Quant à moi mon fils je n’ai jamais été inquiète sur votre compte je vous ai toujours connu bon fils et bon frère pour n’avoir jamais douté de toutes les bontés que vous avez pour votre sœur, vous m’en donnez tous les jours des preuves sensibles ainsi que celles de votre attachement.

 

J’espère que Bichonne se rendra digne de tant de bontés par une reconnaissance éternelle elle ne me laisse rien à définir sur tous les biens me dit-elle qu’elle reçoit chez vous, elle en est comblée.

Quant aux affaires de nos pauvres religieux nous ne pouvons rien encore. Les derniers bâtiments rapportent que (pèrot) devait partir dans peu, les autres nous disent qu’ils ne viennent plus, de sorte que nous sommes toujours dans de grandes alarmes et nous sommes actuellement comme quand nous étions menacés des anglais. Vous vous souviendrez peut être encore de ces malheureux temps ? He bien c’est tout de même ! Dès que l’on voit paraître un bâtiment à la pointe, un peu gros, tout le monde est dans la consternation et dans les pleurs, tant on redoute cette compagnie.

Pour moi mon fils s’ils arrivent je pars, malgré que notre cher Guient, dans qui je compte faire le voyage me manquait, je prends parti dans celui de notre cher (Guient ?), ainsi je pars. J’aurai assurément autant de confiance dans l’un que dans l’autre.
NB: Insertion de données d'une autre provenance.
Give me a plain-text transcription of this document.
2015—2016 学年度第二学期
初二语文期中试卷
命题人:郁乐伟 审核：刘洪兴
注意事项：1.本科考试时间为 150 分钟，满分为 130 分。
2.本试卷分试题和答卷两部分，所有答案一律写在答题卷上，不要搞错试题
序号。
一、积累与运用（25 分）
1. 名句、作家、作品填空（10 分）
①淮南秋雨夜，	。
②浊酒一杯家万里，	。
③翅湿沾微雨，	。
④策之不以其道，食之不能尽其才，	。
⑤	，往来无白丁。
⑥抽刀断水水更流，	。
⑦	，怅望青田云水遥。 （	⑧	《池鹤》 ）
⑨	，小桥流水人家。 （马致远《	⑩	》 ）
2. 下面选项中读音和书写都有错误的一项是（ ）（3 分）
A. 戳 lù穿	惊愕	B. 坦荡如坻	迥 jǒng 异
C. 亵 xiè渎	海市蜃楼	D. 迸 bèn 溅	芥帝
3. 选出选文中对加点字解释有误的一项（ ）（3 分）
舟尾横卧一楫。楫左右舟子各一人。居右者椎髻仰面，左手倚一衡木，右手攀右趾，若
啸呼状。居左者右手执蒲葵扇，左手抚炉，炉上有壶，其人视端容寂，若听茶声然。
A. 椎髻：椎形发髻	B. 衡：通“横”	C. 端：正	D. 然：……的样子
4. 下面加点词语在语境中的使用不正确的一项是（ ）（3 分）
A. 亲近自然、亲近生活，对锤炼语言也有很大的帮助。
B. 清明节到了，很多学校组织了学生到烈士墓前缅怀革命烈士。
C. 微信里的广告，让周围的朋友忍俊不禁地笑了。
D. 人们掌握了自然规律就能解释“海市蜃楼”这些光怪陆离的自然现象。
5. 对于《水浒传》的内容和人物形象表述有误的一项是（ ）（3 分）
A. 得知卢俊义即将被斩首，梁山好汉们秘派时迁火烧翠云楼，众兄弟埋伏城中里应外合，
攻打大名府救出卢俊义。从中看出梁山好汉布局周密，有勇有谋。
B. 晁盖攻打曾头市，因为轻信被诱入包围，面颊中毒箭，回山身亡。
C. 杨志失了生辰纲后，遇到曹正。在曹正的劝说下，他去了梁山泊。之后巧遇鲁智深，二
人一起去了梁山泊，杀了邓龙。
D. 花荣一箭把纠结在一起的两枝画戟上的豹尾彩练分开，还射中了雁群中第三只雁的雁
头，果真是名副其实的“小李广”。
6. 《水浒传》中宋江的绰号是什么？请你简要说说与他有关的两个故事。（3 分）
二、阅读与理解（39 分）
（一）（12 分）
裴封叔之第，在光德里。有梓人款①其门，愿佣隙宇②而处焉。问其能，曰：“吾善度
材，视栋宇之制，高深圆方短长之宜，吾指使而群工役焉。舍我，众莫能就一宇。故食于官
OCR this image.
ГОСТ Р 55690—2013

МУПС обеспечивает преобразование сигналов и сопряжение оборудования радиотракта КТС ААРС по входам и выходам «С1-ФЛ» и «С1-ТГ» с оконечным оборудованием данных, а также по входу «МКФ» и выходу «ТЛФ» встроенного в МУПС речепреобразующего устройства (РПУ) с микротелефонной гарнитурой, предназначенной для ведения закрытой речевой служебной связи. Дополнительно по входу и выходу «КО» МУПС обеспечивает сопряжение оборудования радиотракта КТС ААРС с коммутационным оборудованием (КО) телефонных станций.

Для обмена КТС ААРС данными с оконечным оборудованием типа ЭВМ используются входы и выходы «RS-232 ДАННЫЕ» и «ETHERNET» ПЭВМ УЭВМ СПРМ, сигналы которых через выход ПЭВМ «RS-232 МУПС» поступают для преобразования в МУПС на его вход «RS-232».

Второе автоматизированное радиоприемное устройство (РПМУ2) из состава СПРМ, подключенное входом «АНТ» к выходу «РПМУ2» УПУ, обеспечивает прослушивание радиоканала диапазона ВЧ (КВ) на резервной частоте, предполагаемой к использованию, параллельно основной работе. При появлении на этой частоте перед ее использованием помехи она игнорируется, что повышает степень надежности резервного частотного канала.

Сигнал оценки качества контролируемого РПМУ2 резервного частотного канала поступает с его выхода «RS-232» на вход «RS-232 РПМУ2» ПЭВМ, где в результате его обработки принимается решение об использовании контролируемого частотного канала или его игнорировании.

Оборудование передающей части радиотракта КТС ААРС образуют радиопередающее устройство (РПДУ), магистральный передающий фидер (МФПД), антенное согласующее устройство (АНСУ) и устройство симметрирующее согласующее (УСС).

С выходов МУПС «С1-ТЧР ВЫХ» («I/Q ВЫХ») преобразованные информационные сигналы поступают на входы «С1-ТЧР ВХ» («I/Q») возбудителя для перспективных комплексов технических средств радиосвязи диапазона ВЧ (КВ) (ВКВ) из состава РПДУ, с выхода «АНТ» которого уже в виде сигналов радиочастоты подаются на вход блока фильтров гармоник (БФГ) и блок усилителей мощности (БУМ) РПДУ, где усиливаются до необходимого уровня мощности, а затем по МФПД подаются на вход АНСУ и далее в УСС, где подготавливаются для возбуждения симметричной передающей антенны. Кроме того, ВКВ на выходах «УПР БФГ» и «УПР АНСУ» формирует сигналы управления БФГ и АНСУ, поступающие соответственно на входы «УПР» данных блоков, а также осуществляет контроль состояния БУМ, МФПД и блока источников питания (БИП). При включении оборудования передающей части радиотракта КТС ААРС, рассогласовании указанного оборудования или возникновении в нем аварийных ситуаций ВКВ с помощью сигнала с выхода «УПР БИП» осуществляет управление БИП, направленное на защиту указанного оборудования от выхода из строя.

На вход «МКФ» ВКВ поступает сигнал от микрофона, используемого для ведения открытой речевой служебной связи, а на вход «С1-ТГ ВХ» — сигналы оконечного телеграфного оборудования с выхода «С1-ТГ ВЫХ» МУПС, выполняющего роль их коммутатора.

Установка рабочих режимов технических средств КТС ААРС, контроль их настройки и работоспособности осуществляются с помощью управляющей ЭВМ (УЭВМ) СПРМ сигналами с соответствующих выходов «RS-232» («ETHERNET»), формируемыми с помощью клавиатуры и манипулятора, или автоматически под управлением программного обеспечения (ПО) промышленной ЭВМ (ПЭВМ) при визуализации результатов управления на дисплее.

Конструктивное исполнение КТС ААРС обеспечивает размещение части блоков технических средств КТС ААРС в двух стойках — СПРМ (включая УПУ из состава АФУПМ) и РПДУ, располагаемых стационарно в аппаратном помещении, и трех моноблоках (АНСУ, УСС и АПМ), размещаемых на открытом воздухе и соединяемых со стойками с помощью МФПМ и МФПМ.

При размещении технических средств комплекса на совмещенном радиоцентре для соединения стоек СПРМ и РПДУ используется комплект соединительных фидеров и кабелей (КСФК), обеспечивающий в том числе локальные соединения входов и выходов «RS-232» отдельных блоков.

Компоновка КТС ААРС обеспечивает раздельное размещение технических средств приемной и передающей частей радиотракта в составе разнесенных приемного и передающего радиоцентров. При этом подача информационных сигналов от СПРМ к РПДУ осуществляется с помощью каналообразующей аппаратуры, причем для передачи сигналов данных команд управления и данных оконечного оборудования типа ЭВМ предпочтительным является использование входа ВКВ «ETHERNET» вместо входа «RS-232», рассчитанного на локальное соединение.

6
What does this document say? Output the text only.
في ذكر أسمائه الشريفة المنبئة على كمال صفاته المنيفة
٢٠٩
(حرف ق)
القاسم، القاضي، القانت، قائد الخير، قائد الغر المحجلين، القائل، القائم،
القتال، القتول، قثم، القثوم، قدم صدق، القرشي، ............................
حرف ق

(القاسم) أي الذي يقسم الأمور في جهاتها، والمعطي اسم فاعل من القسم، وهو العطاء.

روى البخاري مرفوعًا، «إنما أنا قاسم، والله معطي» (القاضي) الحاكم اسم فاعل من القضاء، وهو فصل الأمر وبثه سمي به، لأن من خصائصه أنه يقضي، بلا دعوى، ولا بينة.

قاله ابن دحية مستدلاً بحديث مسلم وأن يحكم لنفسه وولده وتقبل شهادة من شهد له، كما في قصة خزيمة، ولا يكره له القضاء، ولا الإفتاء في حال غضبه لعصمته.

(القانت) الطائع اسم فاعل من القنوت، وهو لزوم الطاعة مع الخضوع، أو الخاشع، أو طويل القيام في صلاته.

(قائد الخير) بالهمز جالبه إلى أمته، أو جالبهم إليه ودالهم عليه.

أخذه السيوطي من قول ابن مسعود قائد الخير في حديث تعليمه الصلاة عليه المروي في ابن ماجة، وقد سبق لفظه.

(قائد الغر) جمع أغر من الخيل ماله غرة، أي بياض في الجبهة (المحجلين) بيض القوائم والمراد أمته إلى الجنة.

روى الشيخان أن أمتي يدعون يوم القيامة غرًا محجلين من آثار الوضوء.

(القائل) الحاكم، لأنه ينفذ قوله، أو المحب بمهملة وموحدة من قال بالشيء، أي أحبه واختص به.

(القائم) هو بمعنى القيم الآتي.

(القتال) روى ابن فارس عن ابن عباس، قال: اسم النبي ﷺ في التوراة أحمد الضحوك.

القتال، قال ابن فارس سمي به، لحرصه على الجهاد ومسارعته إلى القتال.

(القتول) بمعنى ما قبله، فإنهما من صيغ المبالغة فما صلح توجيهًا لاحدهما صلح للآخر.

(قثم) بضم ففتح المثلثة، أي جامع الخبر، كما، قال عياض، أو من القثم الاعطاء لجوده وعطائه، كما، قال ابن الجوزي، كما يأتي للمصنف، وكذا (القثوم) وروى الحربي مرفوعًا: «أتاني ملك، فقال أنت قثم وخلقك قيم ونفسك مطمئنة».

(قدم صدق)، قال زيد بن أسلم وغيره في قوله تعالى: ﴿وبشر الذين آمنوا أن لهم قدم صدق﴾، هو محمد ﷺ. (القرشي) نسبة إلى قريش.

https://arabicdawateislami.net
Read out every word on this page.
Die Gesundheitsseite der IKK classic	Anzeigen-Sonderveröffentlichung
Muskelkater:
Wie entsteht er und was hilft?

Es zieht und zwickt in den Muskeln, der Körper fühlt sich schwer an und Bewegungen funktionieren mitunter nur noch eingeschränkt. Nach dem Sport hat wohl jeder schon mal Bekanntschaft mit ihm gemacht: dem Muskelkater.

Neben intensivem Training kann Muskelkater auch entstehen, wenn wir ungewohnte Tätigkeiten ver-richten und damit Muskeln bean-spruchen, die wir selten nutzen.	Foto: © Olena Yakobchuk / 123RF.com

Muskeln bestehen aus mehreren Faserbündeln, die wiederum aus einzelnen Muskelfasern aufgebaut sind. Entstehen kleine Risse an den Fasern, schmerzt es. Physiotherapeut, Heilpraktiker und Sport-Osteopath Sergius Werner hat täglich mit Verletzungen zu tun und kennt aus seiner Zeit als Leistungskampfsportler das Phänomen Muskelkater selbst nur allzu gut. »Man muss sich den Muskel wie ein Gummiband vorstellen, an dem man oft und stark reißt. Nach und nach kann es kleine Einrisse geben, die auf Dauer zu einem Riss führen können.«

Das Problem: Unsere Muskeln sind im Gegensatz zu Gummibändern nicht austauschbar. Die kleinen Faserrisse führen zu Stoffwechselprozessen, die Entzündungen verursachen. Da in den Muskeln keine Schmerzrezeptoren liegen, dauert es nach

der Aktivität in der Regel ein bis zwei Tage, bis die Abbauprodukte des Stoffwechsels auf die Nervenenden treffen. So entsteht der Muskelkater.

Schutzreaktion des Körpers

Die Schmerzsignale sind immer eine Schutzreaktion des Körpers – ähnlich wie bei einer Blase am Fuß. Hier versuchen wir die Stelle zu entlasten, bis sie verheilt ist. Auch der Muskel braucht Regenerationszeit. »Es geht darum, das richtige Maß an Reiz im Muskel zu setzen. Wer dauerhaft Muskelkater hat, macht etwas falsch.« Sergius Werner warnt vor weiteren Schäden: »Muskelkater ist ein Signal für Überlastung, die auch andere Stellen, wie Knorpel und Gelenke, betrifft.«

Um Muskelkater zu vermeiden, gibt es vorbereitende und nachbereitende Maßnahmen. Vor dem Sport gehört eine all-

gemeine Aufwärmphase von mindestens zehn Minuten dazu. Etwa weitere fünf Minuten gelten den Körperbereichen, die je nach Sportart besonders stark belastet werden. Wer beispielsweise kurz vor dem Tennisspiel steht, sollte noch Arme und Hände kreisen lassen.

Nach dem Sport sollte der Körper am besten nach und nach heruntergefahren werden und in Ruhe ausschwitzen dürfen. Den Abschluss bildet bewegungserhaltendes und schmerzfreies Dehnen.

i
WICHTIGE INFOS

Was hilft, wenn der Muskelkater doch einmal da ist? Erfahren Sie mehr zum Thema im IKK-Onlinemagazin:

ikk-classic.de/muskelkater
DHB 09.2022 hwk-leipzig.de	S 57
Je n’ai pas voulu faire part de toutes les bonnes volontés que vous avez pour notre vénérable curé parce qu’on évite de lui parler de tous ces malheurs-là tant il est affecté de peines pour tout ce changement. Je lui ai assuré de votre respect et il m’a chargé de vous remercier de votre souvenir en vous faisant mille compliments.

Je vous suis sensiblement obligée des deux caisses de fruits à l’eau de vie et des trois pots de griottes que vous avez eu la bonté de m’envoyer. Ils se sont trouvés tous très bons.

Il semble que les affaires depuis deux jours veulent changer de mal en bien. Si cela continue nous entrevoyons un bon voyage pour notre pauvre Jung et j’ose même l’espérer Dieu veuille que je ne sois point trompée dans mon espérance et que le voyage puisse vous dédommager de celui de la Marianne. Je le désire en vérité de toute mon âme. Nous l’espérons dans la fin de cette année ou dans les premiers jours de la prochaine, et nous le verrons avec bien du plaisir. Le pauvre Mr Guient les a quitté comme vous me le dites (….) de toutes les embrassades que vous (…) vos chers enfants ainsi que de vos dames à qui je fais un million de remerciements de leurs bons souvenirs, et vous prie en particulier d’en témoigner toute ma reconnaissance à la chère veuve, en lui donnant de bonnes amitiés deux bonnes embrassades et bien fort de ma part.

Vous me faites un plaisir que je ne puis vous exprimer en me disant que le voyage que Louison a fait à Bordeaux l’a changé de tout au tout, soit du coté de la politesse soit de celui d’être plus social, et que vous êtes très content de lui.

Vous vous imaginez bien mon fils quelle doit être ma satisfaction à pareil langage je n’ai jamais désespéré qu’il ne fut dans un âge plus avancé ce qu’il est aujourd’hui. S’il a manqué quelquefois, cela a été faute d’éducation, mais jamais par tempérament. Je lui ai toujours connu un cœur excellent et de bons sentiments. Avec cela on doit tout espérer d’un enfant.

Je lui écris par cette occasion et lui fait part de toute les bonnes choses que vous me dites de lui et lui recommande avec force de se rendre digne de toutes vos bontés, et de n’avoir d’autre volonté que la vôtre en tout point, et que son bonheur est entre vos mains. J’espère mon fils qu’il nous donnera toute la satisfaction que nous avons droit d’attendre de lui.

Adieu mon cher et bon enfant. Aimez-moi autant que je vous aime et croyez moi toujours votre bonne mère :

                                                             Veuve Salles

 Je compte écrire à mon frère par cette occasion mais le bâtiment part plus tôt que je ne croyais. Excusez moi je vous prie auprès de lui. J’aurai ce plaisir dans quelques jours par le capitaine Pastourel. Embrassez pour moi mes chères petites filles

Vous trouverez ici une petite lettre pour mon petit Cadet que je vous prie de faire tenir. Adieu mon bon fils.